The Feast Day of St. Francis

I’m not sure there is a more beloved saint than St. Francis in all of Christendom. Even Protestants revere him. What’s not to like? He preaches to birds, for Christ’s sake. So every year, churches all over the world honor St. Francis by having a “Blessing of the Animals” service. It’s the one day a year that most churches allow you to bring your dog to church. (Maybe I’m bragging, but you can bring your dog to Church in the Cliff anytime!) It was a lovely day on Sunday. We moved outside, so the animals wouldn’t feel so cramped and so we could experience the sunlight dappled beneath the live oak trees. Sure, it’s just a median, but they’re nice trees and the weather was perfect. We were trying to at least get a glimpse of how St. Francis viewed the world. I wonder how well we succeeded.

St. Francis was born in the late 12th century, the son of a wealthy silk merchant. He enjoyed the fruits of prosperity, a typical young man of means. But around the age of twenty, he had some experiences that changed him. He was captured while fighting for Assisi and spent a year in prison. When he returned home, he was different – he gave his dad’s sales revenue to a beggar – but gradually returned to his lavish life with his friends. About a year later, he became gravely ill. When he recovered, he took a pilgrimage to Rome and sat with the beggars outside of St. Peter’s Basilica. This inspired him to take a vow of poverty and preach on the streets all over Italy.

St. Francis’s love of nature came out of his commitment to poverty. He was outside a lot. He depended on other people and on nature for his food. It is clear that he came to see all of creation as a partner in his life and an inspirational beauty. But I also suspect that he came to know the truth about poverty and nature, which is that nature hits the impoverished first and the hardest.

Last night, we took the train to and from the Wilco show in Irving. Since Lisa has given up driving, public transit is always her first thought. I had planned to drive, but had to admit that avoiding traffic in the rain was appealing. My concern was the return trip. We would be coming back to West End Station after midnight. It’s a motley cast of characters in the day; I could only imagine what it would be like at that hour.

The trip out was sparsely populated with people coming home from work. We walked from the station to dinner while it was still dry; the deluge busted loose while were eating. While we were wondering if it would let up before we walked from dinner to the show, every homeless person in Dallas was trying to find safe refuge from the lightning and the downpour.

On the way home, the passenger demographics shifted. There were a few others coming back from the show, but there were also homeless people. The train is not just a refuge from the rain, but a safe place to sleep. As we boarded for home, there was one person bundled up so tight in layers of clothes and trash bags that you could hardly tell if there was a person under there. As we got closer to downtown, the “people like us” got off and more homeless people got on. Perhaps the events in Las Vegas have made me a little extra paranoid, assessing everyone I see, looking for exit routes, figuring out the tactical advantages of one train seat over another. I could see the reflections of the other passengers in the safety glass in front of me – I watched.

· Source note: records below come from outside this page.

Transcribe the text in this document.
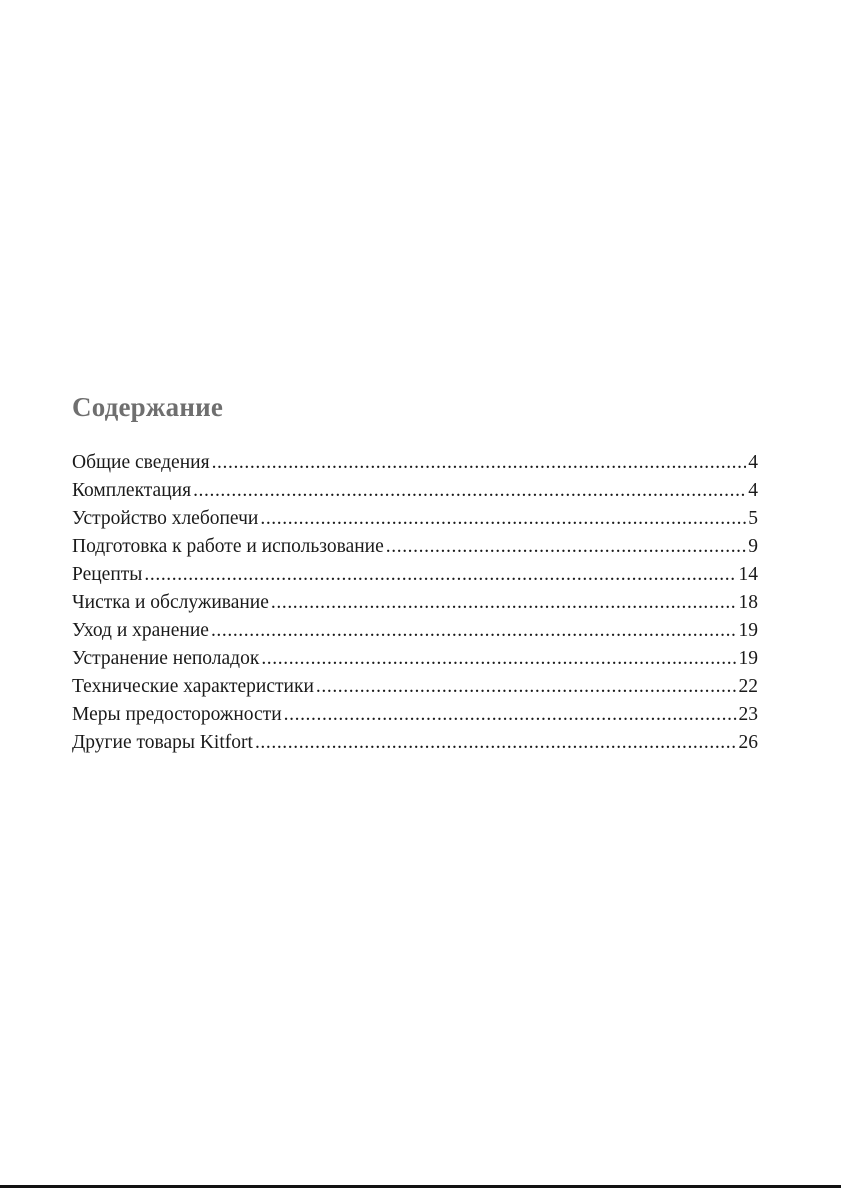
Содержание
Общие сведения .....	4
Комплектация .....	4
Устройство хлебопечи .....	5
Подготовка к работе и использование .....	9
Рецепты .....	14
Чистка и обслуживание .....	18
Уход и хранение .....	19
Устранение неполадок .....	19
Технические характеристики .....	22
Меры предосторожности .....	23
Другие товары Kitfort .....	26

As soon as we stepped off the train at West End, there was a barefoot man with shabby clothes and weird hair talking to no one. Francis wore shabby clothes, went barefoot, had weird hair, and talked to apparently no one – the birds, the sun, the moon, in his thinking. Some called St. Francis alter Christus – “another Christ.” I did not see this man this way. He was weird and unpredictable and frightening. I saw him as a threat, not a person or, least of all, the incarnation of God. Of course, I can justify this by saying that there is a sense of self-preservation, not to mention protection of the one I love. Still, isn’t that the point?

By spending time with the poor, St. Francis chose poverty to live in solidarity with those who were impoverished. He had no thought of self-preservation. Neither did Jesus. It is the hardest instinct to overcome, our need for safety and security. Yet, that is precisely what God asks of us. I spend some amount of time around homeless people, but I notice that it is always within the safe confines of service. I’m offering a meal. There are regulars. I know their faces. I’ve sat and talked with them. There have been incidents – occasional yelling, maybe a scuffle, a psychotic break or two – but I’ve never felt unsafe. Perhaps it’s time I did. As with Jesus and Martin Luther King, if we let go of the sanitized version of St. Francis that asks so little of us, I wonder if we would revere him still.